Nides, McGurk, and Hochstein all took particular offense at what they saw as a lack of gratitude. Hochstein wrote on X/Twitter: “Let me be clear to ‘journalists’ commenting. After more than $20 billion military support, largest in #Israel history, two aircraft carriers rushed to the region, deterring a massive regional war, defeating Iran missile/drone attack x2, defending Israel at most vulnerable moments, after SAVING countless lives of Israelis – only acceptable response to POTUS #Biden and American people is THANK YOU.”

Yet it is possible for two things to be true at the same time.
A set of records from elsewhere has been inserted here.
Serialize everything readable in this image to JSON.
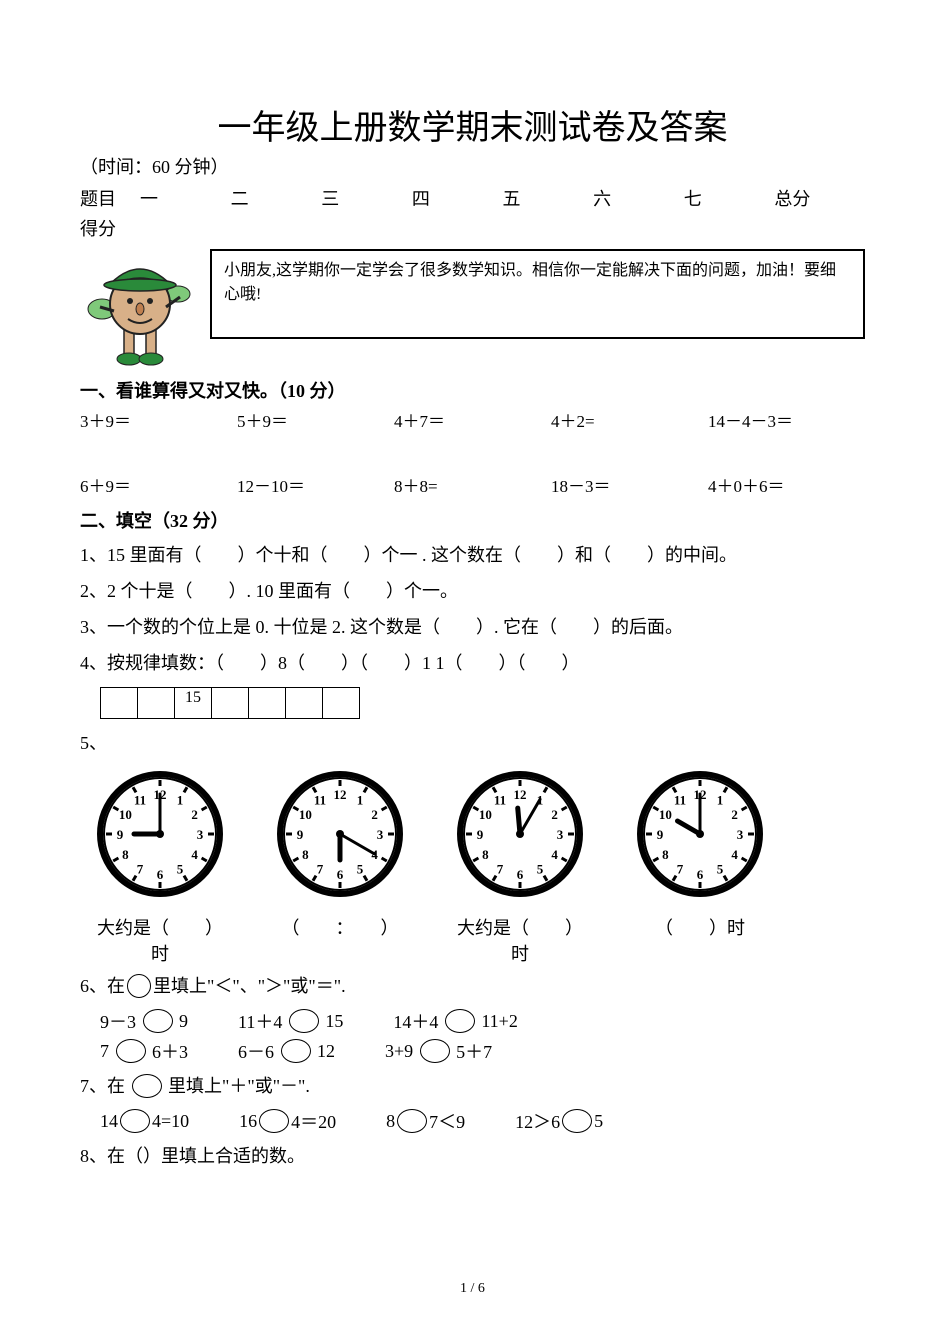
{
  "title": "一年级上册数学期末测试卷及答案",
  "time_note": "（时间：60 分钟）",
  "score_header": {
    "label": "题目",
    "cols": [
      "一",
      "二",
      "三",
      "四",
      "五",
      "六",
      "七",
      "总分"
    ],
    "score_label": "得分"
  },
  "intro_text": "小朋友,这学期你一定学会了很多数学知识。相信你一定能解决下面的问题，加油！要细心哦!",
  "section1": {
    "heading": "一、看谁算得又对又快。（10 分）",
    "row1": [
      "3＋9＝",
      "5＋9＝",
      "4＋7＝",
      "4＋2=",
      "14－4－3＝"
    ],
    "row2": [
      "6＋9＝",
      "12－10＝",
      "8＋8=",
      "18－3＝",
      "4＋0＋6＝"
    ]
  },
  "section2": {
    "heading": "二、填空（32 分）",
    "q1": "1、15 里面有（　　）个十和（　　）个一 . 这个数在（　　）和（　　）的中间。",
    "q2": "2、2 个十是（　　）. 10 里面有（　　）个一。",
    "q3": "3、一个数的个位上是 0. 十位是 2. 这个数是（　　）. 它在（　　）的后面。",
    "q4": "4、按规律填数：（　　）8（　　）（　　）1 1（　　）（　　）",
    "seq_cells": [
      "",
      "",
      "15",
      "",
      "",
      "",
      ""
    ],
    "q5_label": "5、",
    "clocks": [
      {
        "hour_angle": -90,
        "min_angle": 0,
        "caption": "大约是（　　）时"
      },
      {
        "hour_angle": 180,
        "min_angle": 120,
        "caption": "（　　：　　）"
      },
      {
        "hour_angle": -5,
        "min_angle": 30,
        "caption": "大约是（　　）时"
      },
      {
        "hour_angle": -60,
        "min_angle": 0,
        "caption": "（　　）时"
      }
    ],
    "q6": "6、在○ 里填上\"＜\"、\"＞\"或\"＝\".",
    "cmp_rows": [
      [
        {
          "l": "9－3",
          "r": "9"
        },
        {
          "l": "11＋4",
          "r": "15"
        },
        {
          "l": "14＋4",
          "r": "11+2"
        }
      ],
      [
        {
          "l": "7",
          "r": "6＋3"
        },
        {
          "l": "6－6",
          "r": "12"
        },
        {
          "l": "3+9",
          "r": "5＋7"
        }
      ]
    ],
    "q7": "7、在 ○ 里填上\"＋\"或\"－\".",
    "op_row": [
      {
        "pre": "14",
        "mid": "4=10"
      },
      {
        "pre": "16",
        "mid": "4＝20"
      },
      {
        "pre": "8",
        "mid": "7＜9"
      },
      {
        "pre": "12＞6",
        "mid": "5"
      }
    ],
    "q8": "8、在（）里填上合适的数。"
  },
  "footer": "1 / 6",
  "colors": {
    "text": "#000000",
    "bg": "#ffffff",
    "mascot_hat": "#2a8a3a",
    "mascot_skin": "#d8b088",
    "mascot_outline": "#222222",
    "clock_fill": "#e8e8e8"
  }
}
Biden is owed a profound debt of gratitude for the moral, diplomatic, and military support he provided Israel, particularly in the early stages of the war, when the country’s fate genuinely appeared to hang in the balance. As I wrote on October 11, 2023, Biden “just set a new standard of support for the Jewish state and the Jewish people in time of tragedy and war.”

That assessment stands.

But that was in the beginning. As the war dragged on, as the casualties mounted, as anti-Israel voices within the party – including from senior senators such as Bernie Sanders, Chris Van Hollen, and the progressive caucus – grew, as protests on campuses swelled, and as all this was impacting the early days of  Biden’s reelection campaign, that support began to taper off.

By May 2024, as the IDF advanced toward Rafah, Biden said in a CNN interview that he had made clear to Netanyahu and the war cabinet that the US would withhold support – including weapons and artillery shells – if Israel entered densely populated areas.
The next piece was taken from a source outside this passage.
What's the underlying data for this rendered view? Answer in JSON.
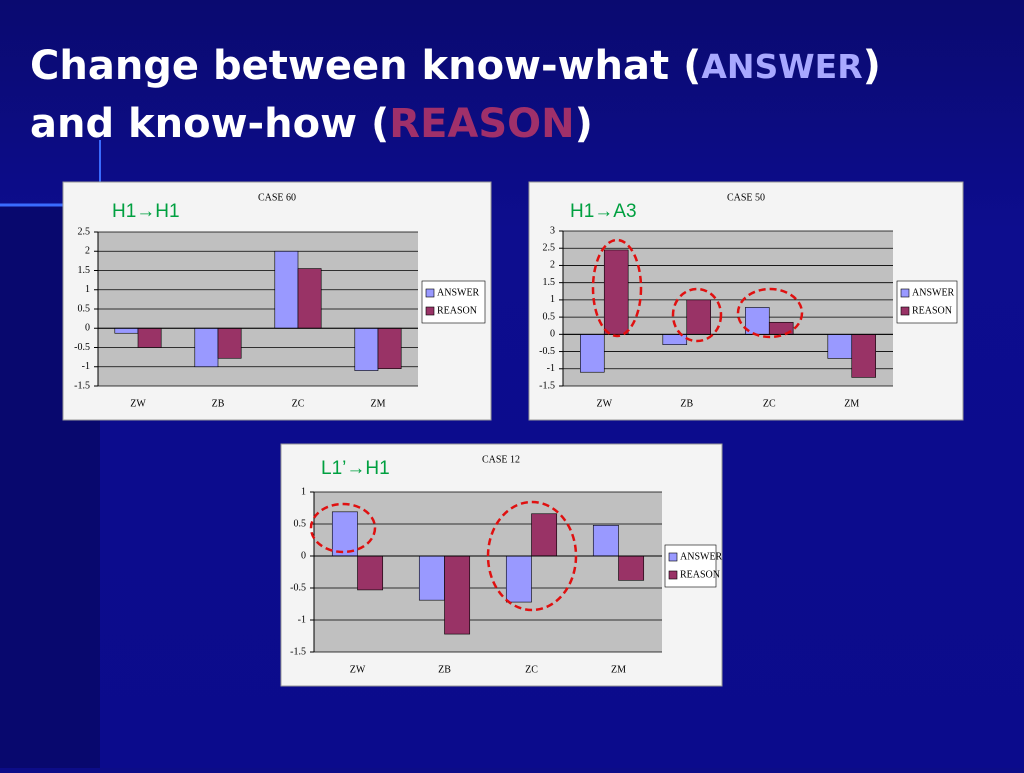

Shortly thereafter, Washington paused shipments of heavy bombs out of concern that they would be used in Rafah. Other munitions were delayed as well, reinforcing, in real time, the strategic risks inherent in Israel’s dependence on others – even as great an ally as the US –  for arms.

Nearly a year ago, Ynet reported that the embargo on 2,000-pound bombs and D9 bulldozers had been lifted. “This means that the shipment that the Biden administration had delayed, out of fear that Israel would use bombs in population centers in Gaza, will now arrive in the country,” the report said on January 25, 2025.
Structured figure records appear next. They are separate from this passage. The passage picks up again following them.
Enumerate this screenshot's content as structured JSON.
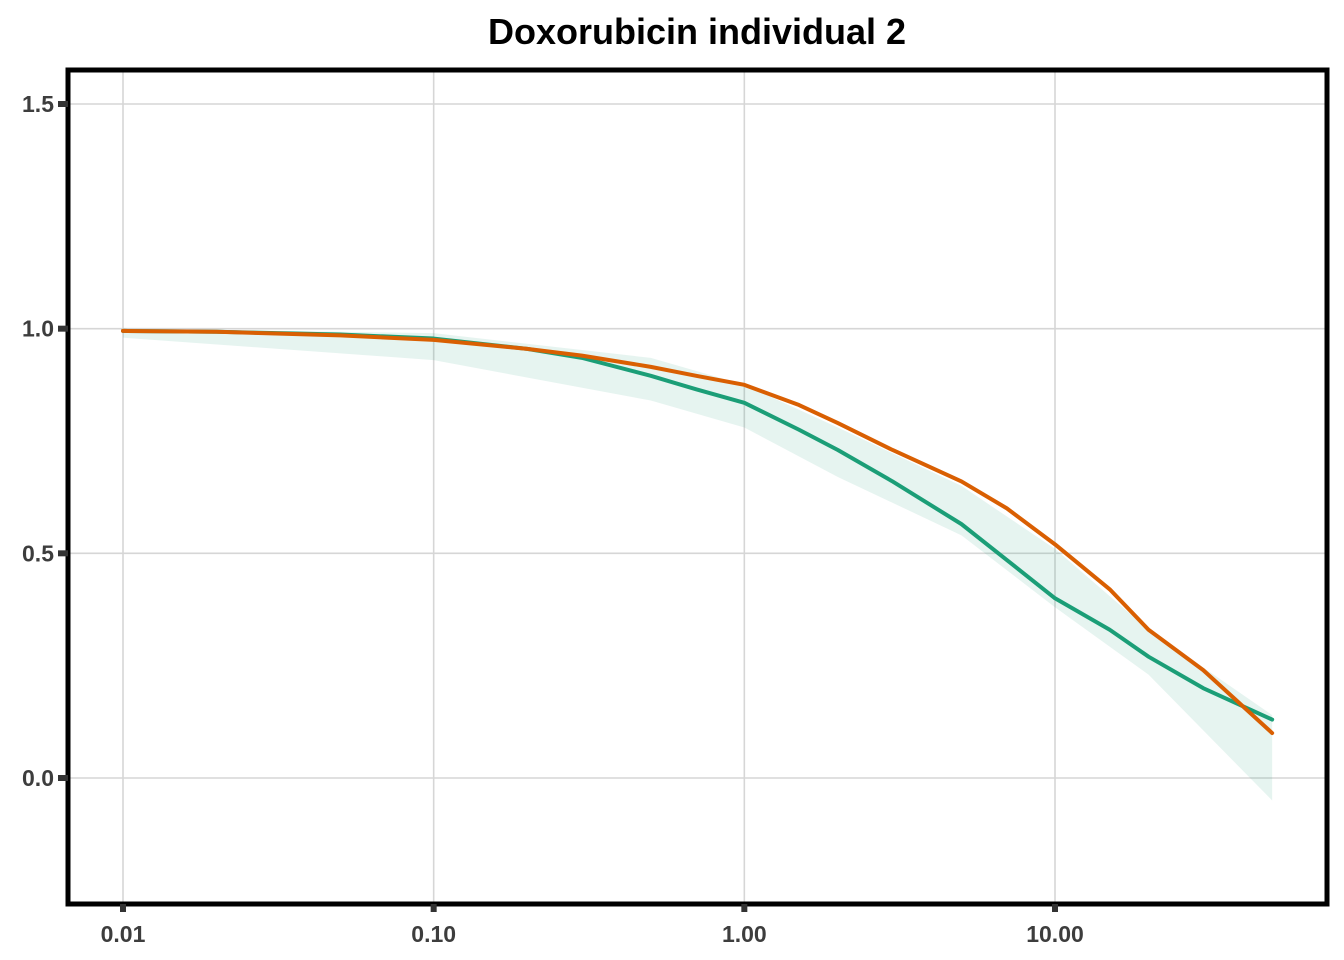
{
  "chart_data": {
    "type": "line",
    "title": "Doxorubicin individual 2",
    "xlabel": "",
    "ylabel": "",
    "x_scale": "log10",
    "xlim": [
      0.01,
      50
    ],
    "ylim": [
      -0.25,
      1.6
    ],
    "grid": true,
    "legend": "none",
    "x_ticks": [
      0.01,
      0.1,
      1,
      10
    ],
    "x_tick_labels": [
      "0.01",
      "0.10",
      "1.00",
      "10.00"
    ],
    "y_ticks": [
      0.0,
      0.5,
      1.0,
      1.5
    ],
    "y_tick_labels": [
      "0.0",
      "0.5",
      "1.0",
      "1.5"
    ],
    "ribbon": {
      "color": "#1b9e77",
      "opacity": 0.11,
      "x": [
        0.01,
        0.1,
        0.5,
        1.0,
        2.0,
        5.0,
        10.0,
        20.0,
        50.0
      ],
      "lower": [
        0.98,
        0.93,
        0.84,
        0.78,
        0.67,
        0.54,
        0.38,
        0.23,
        -0.05
      ],
      "upper": [
        1.0,
        0.99,
        0.935,
        0.875,
        0.78,
        0.65,
        0.51,
        0.33,
        0.14
      ]
    },
    "series": [
      {
        "color": "#1b9e77",
        "x": [
          0.01,
          0.02,
          0.05,
          0.1,
          0.2,
          0.3,
          0.5,
          0.7,
          1.0,
          1.5,
          2.0,
          3.0,
          5.0,
          7.0,
          10.0,
          15.0,
          20.0,
          30.0,
          50.0
        ],
        "values": [
          0.995,
          0.993,
          0.987,
          0.978,
          0.955,
          0.935,
          0.895,
          0.865,
          0.835,
          0.775,
          0.73,
          0.66,
          0.565,
          0.485,
          0.4,
          0.33,
          0.27,
          0.2,
          0.13
        ]
      },
      {
        "color": "#d95f02",
        "x": [
          0.01,
          0.02,
          0.05,
          0.1,
          0.2,
          0.3,
          0.5,
          0.7,
          1.0,
          1.5,
          2.0,
          3.0,
          5.0,
          7.0,
          10.0,
          15.0,
          20.0,
          30.0,
          50.0
        ],
        "values": [
          0.995,
          0.993,
          0.985,
          0.975,
          0.955,
          0.94,
          0.915,
          0.895,
          0.875,
          0.83,
          0.79,
          0.73,
          0.66,
          0.6,
          0.52,
          0.42,
          0.33,
          0.24,
          0.1
        ]
      }
    ]
  }
}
“The critical shipment that has now been unfrozen includes, among other things, 1,700 heavy bombs for the Air Force from Boeing, along with 134 D9 bulldozers from Caterpillar,” it added.

The absence of those munitions during the war had operational consequences. Without sufficient heavy bombs or functioning D9 bulldozers to neutralize booby-trapped buildings from a safer distance, Israel was forced, in some cases, to send ground troops in instead, increasing the risk to soldiers’ lives.

There is no contradiction here. It is true that Biden was highly supportive of Israel for much of the war and sent billions of dollars of weaponry to Israel after October 7.  But it is also true that certain weapons were embargoed or delayed at some point, and as a result, Israel had to fight differently in specific circumstances – and at greater risk to its soldiers – than it otherwise would have.

A separate, and no less salient question, lies elsewhere: Was it wise, or necessary, for Netanyahu to raise this issue now? To what end? For what purpose?

Given Trump’s ongoing efforts to disparage and belittle Biden, it is not inconceivable that this was something Trump wanted to hear. But considering the scale of support Israel is currently receiving from the Trump administration – particularly with Iran looming so large – the question becomes whether this was something Netanyahu could, or should, have declined to provide.